Evolution and Ecology

Every organism has a given environment composed of living (biotic) and nonliving (abiotic) components. Ecology is the study of organisms and their interactions with their surrounding environments and the impact of those interactions on the development, or evolution, of the organism.

Natural Selection

All organisms living in a given environment are constantly competing for resources. Because of this, there are traits and characteristics that allow a certain organism to survive more successfully. This observation is the basis of natural selection, which, in the simplest terms, is survival of the fittest. This theory describes a phenomenon in which traits that lead to greater survival or greater success in mating will become more common in future offspring because organisms with those traits survive longer and produce more offspring than those without the given trait. This competition could lead to extinction of a less favored species. Additionally, two species in competition with each other may evolve to differ from one another so as not to compete with each other any longer, a process called divergence.

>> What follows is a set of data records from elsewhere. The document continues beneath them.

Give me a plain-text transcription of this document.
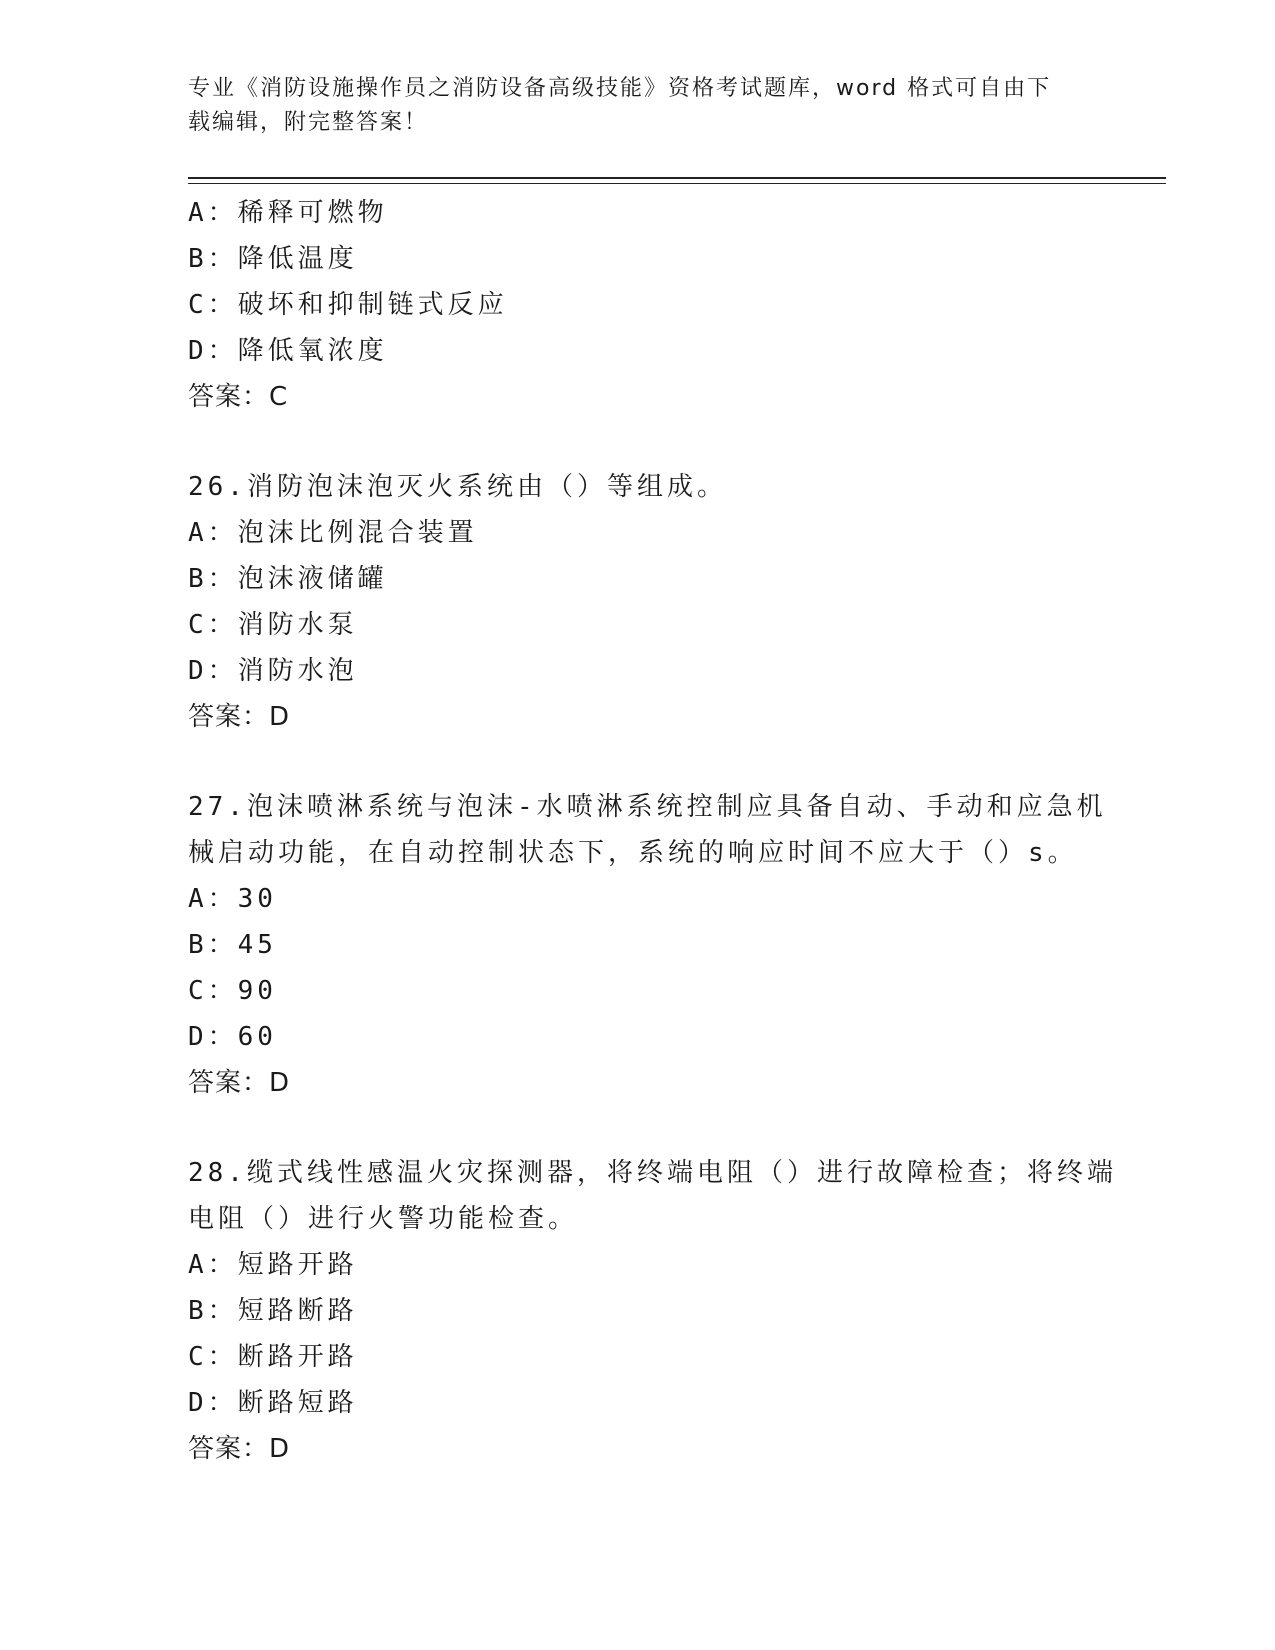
专业《消防设施操作员之消防设备高级技能》资格考试题库，word 格式可自由下
载编辑，附完整答案！
A：稀释可燃物
B：降低温度
C：破坏和抑制链式反应
D：降低氧浓度
答案：C
26.消防泡沫泡灭火系统由（）等组成。
A：泡沫比例混合装置
B：泡沫液储罐
C：消防水泵
D：消防水泡
答案：D
27.泡沫喷淋系统与泡沫-水喷淋系统控制应具备自动、手动和应急机
械启动功能，在自动控制状态下，系统的响应时间不应大于（）s。
A：30
B：45
C：90
D：60
答案：D
28.缆式线性感温火灾探测器，将终端电阻（）进行故障检查；将终端
电阻（）进行火警功能检查。
A：短路开路
B：短路断路
C：断路开路
D：断路短路
答案：D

Population Genetics/Speciation

Organisms within a population interact with one another in a variety of mechanisms. Mutualism is a process in which the interaction of two organisms is beneficial to both parties, whereas in parasitism, one species benefits and the other is harmed. A middle grounds is called commensalism where one organism benefits and the other is unaffected by a given interaction.

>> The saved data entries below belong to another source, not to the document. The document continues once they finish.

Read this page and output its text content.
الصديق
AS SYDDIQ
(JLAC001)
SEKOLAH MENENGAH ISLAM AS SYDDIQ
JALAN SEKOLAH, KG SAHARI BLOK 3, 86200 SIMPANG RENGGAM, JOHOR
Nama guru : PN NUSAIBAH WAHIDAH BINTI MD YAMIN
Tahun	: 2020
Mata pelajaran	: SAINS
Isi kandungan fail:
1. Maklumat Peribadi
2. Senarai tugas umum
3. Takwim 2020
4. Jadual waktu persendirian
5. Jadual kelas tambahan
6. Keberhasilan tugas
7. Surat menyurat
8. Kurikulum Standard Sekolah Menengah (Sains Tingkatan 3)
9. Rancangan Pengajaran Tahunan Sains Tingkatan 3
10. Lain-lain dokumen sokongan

When a group within a given species begins to develop its own unique, identifiable characteristics, speciation can occur. This is when one species splits into two different groups.

Animal Behavior

Animals interact with each other and with their surroundings. Through doing this, they learn and adapt to changes in their environment to maximize survival. These animals are not born instinctively knowing how to perform this behavior, but they learn it as they recognize that protection from predators and keeping warm, for instance, will aid in their survival.

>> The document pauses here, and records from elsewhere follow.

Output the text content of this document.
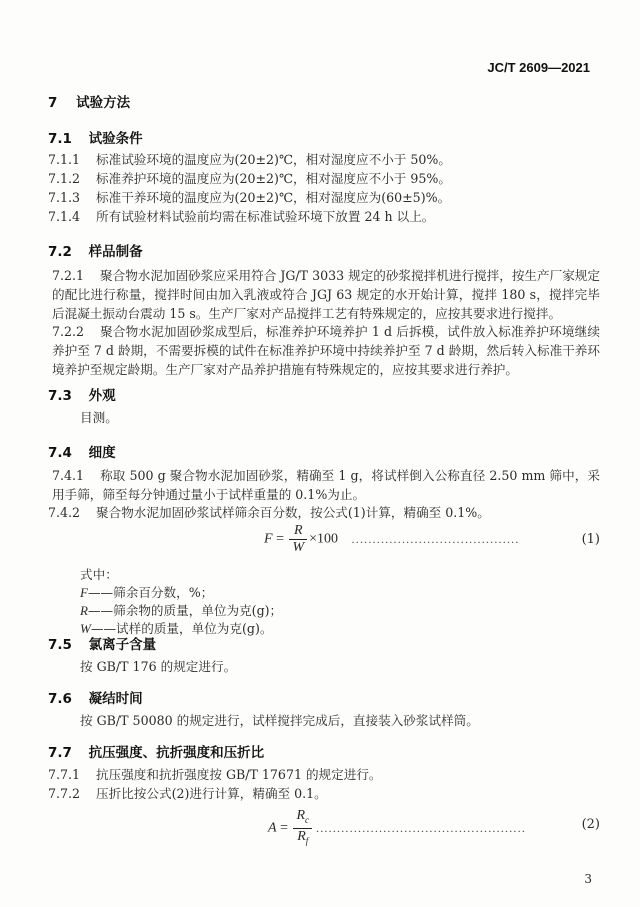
JC/T 2609—2021
7 试验方法
7.1 试验条件
7.1.1 标准试验环境的温度应为(20±2)℃，相对湿度应不小于 50%。
7.1.2 标准养护环境的温度应为(20±2)℃，相对湿度应不小于 95%。
7.1.3 标准干养环境的温度应为(20±2)℃，相对湿度应为(60±5)%。
7.1.4 所有试验材料试验前均需在标准试验环境下放置 24 h 以上。
7.2 样品制备
7.2.1 聚合物水泥加固砂浆应采用符合 JG/T 3033 规定的砂浆搅拌机进行搅拌，按生产厂家规定的配比进行称量，搅拌时间由加入乳液或符合 JGJ 63 规定的水开始计算，搅拌 180 s，搅拌完毕后混凝土振动台震动 15 s。生产厂家对产品搅拌工艺有特殊规定的，应按其要求进行搅拌。
7.2.2 聚合物水泥加固砂浆成型后，标准养护环境养护 1 d 后拆模，试件放入标准养护环境继续养护至 7 d 龄期，不需要拆模的试件在标准养护环境中持续养护至 7 d 龄期，然后转入标准干养环境养护至规定龄期。生产厂家对产品养护措施有特殊规定的，应按其要求进行养护。
7.3 外观
目测。
7.4 细度
7.4.1 称取 500 g 聚合物水泥加固砂浆，精确至 1 g，将试样倒入公称直径 2.50 mm 筛中，采用手筛，筛至每分钟通过量小于试样重量的 0.1%为止。
7.4.2 聚合物水泥加固砂浆试样筛余百分数，按公式(1)计算，精确至 0.1%。
$F = \frac{R}{W} \times 100$ ........................................	(1)
式中：
F——筛余百分数，%；
R——筛余物的质量，单位为克(g)；
W——试样的质量，单位为克(g)。
7.5 氯离子含量
按 GB/T 176 的规定进行。
7.6 凝结时间
按 GB/T 50080 的规定进行，试样搅拌完成后，直接装入砂浆试样筒。
7.7 抗压强度、抗折强度和压折比
7.7.1 抗压强度和抗折强度按 GB/T 17671 的规定进行。
7.7.2 压折比按公式(2)进行计算，精确至 0.1。
$A = \frac{R_c}{R_f}$ ..................................................	(2)
3
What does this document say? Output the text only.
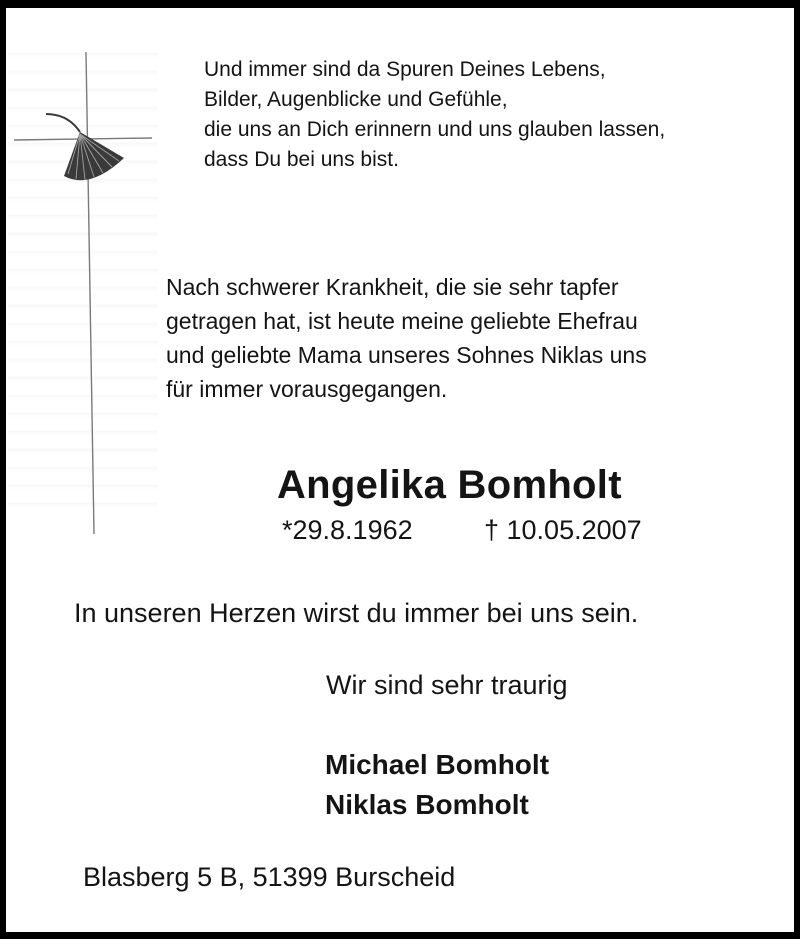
Und immer sind da Spuren Deines Lebens,
Bilder, Augenblicke und Gefühle,
die uns an Dich erinnern und uns glauben lassen,
dass Du bei uns bist.
Nach schwerer Krankheit, die sie sehr tapfer
getragen hat, ist heute meine geliebte Ehefrau
und geliebte Mama unseres Sohnes Niklas uns
für immer vorausgegangen.
Angelika Bomholt
*29.8.1962	† 10.05.2007
In unseren Herzen wirst du immer bei uns sein.
Wir sind sehr traurig
Michael Bomholt
Niklas Bomholt
Blasberg 5 B, 51399 Burscheid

In many instances in nature, males will compete in some fashion to garner attention from their female counterparts. In doing this, the female will mate with the more fit male, which in turn selects for the favored traits of the more fit male. This will lead to the selection of certain traits over time that can lead to the evolution of the species.

Ecology

Ecology is broken down into levels of organization. Multiple individual organisms form a species, and multiple species form a population. A group of populations is called a community, and all of the living things in a given habitat is called an ecosystem. Ecology aims to study the interactions that occur at each level and observe how those interactions shape the evolution of the organisms involved.

Population Ecology

Similar organisms that together produce viable offspring are called a species. A group of organisms of the same species living together in a given environment is called a population.

Community Ecology

A community consists of many populations together in a given environment. These populations can be animal or plant populations.

Ecosystem Ecology

Ecosystems encompass communities and their environments, including elements from a variety of the six kingdoms. Many different ecosystem types are present in our world, but all will follow these characteristics:

• stability of abiotic and biotic factors

• a constant energy source and biotic environment with the ability to make organic compounds with this energy

• recycling of materials.

All ecosystems within a geographic region compose biomes. Biomes are unique to one another based on the unique living and nonliving components that comprise them.

Integrated Relationships

Much like the integration of all parts of the ecosystem, ecology topics interconnect with one another. It is through the understanding of types of relationships (symbiotic, commensal, parasitic) that we can understand animal behavior. Animal behavior provides reasoning for evolution of species and trait selection over time. Understanding the flow of energy through all parts of an ecosystem helps scientists understand laws of conservation of energy as well.